The pantry is done, and in it I found 2 heavy duty plastic binders. I was going to throw them into the donate box, then realized: they are the perfect place to store all my downloaded crochet patterns! I have tons of them that I want to print out, and was wondering how to keep track of them. I've picked up a package of page protectors and I'm putting the pages in my binders! When I outgrow the binders, I'll either find more or put them in a larger one!!!

I even went ahead and put up a shelf in my office so that the binders have a home! I'm so proud of myself today!!!


----------



## cow whisperer (May 3, 2007)

Very Nice.... I do believe you need to get yourself a camera so we can all see photos of your hard work.... Although you don't live to far from me, I'm about ready to take a drive... Ha Ha....

I haven't really tackled much this past week.... It's been a busy one in such odd ways.... 

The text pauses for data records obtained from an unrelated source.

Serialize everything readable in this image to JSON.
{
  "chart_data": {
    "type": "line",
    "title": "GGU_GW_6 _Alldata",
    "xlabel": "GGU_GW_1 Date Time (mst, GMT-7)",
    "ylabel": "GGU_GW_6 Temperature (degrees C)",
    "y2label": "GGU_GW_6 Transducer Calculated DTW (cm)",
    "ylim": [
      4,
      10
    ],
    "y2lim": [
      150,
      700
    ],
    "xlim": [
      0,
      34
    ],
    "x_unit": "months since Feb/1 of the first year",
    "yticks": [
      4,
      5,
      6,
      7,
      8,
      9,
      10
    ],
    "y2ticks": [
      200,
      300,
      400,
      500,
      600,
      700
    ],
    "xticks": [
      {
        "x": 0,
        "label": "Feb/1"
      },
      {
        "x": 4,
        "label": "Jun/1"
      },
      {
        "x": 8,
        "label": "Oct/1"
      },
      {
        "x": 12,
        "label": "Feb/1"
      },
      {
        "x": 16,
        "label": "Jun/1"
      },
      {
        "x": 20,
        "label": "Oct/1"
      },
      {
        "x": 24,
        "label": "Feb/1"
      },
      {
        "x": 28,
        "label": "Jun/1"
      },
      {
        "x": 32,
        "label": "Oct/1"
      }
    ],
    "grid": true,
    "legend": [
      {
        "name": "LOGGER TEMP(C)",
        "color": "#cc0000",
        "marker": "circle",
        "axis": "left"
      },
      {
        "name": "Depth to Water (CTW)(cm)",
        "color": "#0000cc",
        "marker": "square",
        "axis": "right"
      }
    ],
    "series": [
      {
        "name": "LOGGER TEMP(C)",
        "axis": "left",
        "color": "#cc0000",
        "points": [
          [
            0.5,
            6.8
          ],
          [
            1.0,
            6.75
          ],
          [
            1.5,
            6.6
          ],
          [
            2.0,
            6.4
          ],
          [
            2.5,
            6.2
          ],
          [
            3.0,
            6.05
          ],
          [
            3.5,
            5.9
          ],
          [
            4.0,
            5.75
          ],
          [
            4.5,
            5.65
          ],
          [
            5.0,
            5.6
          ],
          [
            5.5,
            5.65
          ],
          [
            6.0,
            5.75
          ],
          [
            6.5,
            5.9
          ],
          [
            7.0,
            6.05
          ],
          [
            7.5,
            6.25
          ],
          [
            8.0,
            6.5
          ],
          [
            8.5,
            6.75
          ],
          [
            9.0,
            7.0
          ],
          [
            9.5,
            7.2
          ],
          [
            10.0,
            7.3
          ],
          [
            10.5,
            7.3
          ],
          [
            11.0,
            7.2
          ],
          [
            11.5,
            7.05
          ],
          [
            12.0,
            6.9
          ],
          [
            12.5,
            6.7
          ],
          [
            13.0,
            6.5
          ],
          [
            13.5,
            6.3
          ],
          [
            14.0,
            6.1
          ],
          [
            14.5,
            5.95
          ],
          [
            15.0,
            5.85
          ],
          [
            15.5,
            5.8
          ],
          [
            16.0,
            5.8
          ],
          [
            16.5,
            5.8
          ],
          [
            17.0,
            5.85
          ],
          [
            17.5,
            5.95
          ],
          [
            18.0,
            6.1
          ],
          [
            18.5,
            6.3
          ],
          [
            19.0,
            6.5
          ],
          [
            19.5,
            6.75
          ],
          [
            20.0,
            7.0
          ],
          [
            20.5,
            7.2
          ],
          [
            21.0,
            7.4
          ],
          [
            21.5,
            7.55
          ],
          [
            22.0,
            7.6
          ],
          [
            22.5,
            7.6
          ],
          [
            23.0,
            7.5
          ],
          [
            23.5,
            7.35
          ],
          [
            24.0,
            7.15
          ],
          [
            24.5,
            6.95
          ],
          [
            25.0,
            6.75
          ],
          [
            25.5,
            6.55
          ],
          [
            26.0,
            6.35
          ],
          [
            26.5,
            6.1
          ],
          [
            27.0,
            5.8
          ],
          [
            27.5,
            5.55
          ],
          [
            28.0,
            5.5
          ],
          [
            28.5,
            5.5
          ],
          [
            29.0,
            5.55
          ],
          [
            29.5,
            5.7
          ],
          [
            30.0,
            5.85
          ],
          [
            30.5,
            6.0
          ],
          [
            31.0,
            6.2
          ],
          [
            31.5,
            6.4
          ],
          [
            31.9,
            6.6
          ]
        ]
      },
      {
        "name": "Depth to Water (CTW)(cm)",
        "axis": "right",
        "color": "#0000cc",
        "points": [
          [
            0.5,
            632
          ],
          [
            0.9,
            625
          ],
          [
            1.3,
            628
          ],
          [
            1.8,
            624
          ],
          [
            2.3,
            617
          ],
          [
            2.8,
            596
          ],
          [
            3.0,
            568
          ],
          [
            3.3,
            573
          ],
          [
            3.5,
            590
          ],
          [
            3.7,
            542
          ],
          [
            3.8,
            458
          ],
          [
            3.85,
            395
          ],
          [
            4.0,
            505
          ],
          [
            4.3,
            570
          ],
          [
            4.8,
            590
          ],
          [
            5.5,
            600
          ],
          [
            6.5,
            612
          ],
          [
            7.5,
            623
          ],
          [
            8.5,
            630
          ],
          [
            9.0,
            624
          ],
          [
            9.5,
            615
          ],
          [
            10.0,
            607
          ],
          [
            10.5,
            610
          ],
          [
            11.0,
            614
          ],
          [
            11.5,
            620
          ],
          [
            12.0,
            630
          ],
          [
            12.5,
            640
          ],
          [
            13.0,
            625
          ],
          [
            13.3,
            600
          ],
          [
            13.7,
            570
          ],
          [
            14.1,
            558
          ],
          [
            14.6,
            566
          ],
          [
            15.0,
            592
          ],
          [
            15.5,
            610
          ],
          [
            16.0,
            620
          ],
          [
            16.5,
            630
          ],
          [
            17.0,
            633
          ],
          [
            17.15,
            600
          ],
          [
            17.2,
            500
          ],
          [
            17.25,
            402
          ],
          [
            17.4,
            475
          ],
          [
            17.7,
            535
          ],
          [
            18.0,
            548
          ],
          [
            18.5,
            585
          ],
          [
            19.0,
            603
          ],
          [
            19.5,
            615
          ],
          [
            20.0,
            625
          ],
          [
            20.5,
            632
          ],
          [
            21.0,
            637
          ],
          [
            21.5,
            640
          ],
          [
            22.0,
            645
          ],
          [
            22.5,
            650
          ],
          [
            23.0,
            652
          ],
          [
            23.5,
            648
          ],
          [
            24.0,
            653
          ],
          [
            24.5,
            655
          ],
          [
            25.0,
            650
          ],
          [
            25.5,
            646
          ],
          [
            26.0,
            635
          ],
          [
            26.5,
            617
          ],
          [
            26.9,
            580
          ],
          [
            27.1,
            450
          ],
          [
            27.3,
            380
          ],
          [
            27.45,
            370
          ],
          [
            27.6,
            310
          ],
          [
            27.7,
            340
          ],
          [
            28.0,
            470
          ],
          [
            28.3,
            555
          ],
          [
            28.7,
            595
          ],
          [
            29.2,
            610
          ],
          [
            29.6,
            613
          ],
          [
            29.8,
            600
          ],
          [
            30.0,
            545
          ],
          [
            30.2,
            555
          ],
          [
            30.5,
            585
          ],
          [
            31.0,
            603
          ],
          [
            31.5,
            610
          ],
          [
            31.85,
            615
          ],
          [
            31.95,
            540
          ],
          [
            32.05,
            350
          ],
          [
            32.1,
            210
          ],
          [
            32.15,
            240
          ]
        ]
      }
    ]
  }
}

But since changing our bedroom around & giving it a huge deep cleaning, I've been able to keep it clean, tidy, & dusted....

And the office has stayed clean too (with the exception of the bird throwing seeds out their cages...)...


----------



## Ninn (Oct 28, 2006)

Michelle~you are welcome any time! There is a great campground nearby, too! Just don't expect to see my garden. There is now nothing in it but what are probably weeds again. All this rain washed my seed up to the surface and the birds got most of it. I'm starting again and hoping I get something going now.

If you're not doing anything some afternoon, come on by. I'm always home. Lately, I'm sitting around doing a lot of crochet and researching my sheep and my chickens. Hoping to put up a sheep pen this week. Keep your fingers crossed!


----------



## COSunflower (Dec 4, 2006)

Ninn, I have done the binder and sheet protector thing with my crochet, knit and quilting patterns also. I've taught crochet at the middle school for 23 years and this is how I keep originals of our favorite patterns so that they don't get lost. My mom recently gave me a TON of old quilting magazines and after realizing that there were only one or two in each magazine that I would actually ever make I decided to rip them out and put into binders also. I put any pattern pieces and directions into the sheet protector along with the picture so that it's all together. I'm going to make one for my "garden ideas" too so I can get rid of all the gardening magazines I have taking up room. Maybe someday I'll go through all my cookbooks also...


----------



## Ninn (Oct 28, 2006)

CO Sunflower=the garden idea binder is great! I have a bunch of gardening mags lying around that I didn't want to throw out. Page sleeves are really cheap. I'm getting more today! Then I can just save what I wanted and toss the rest to be shredded and composted! WOOHOO!!


----------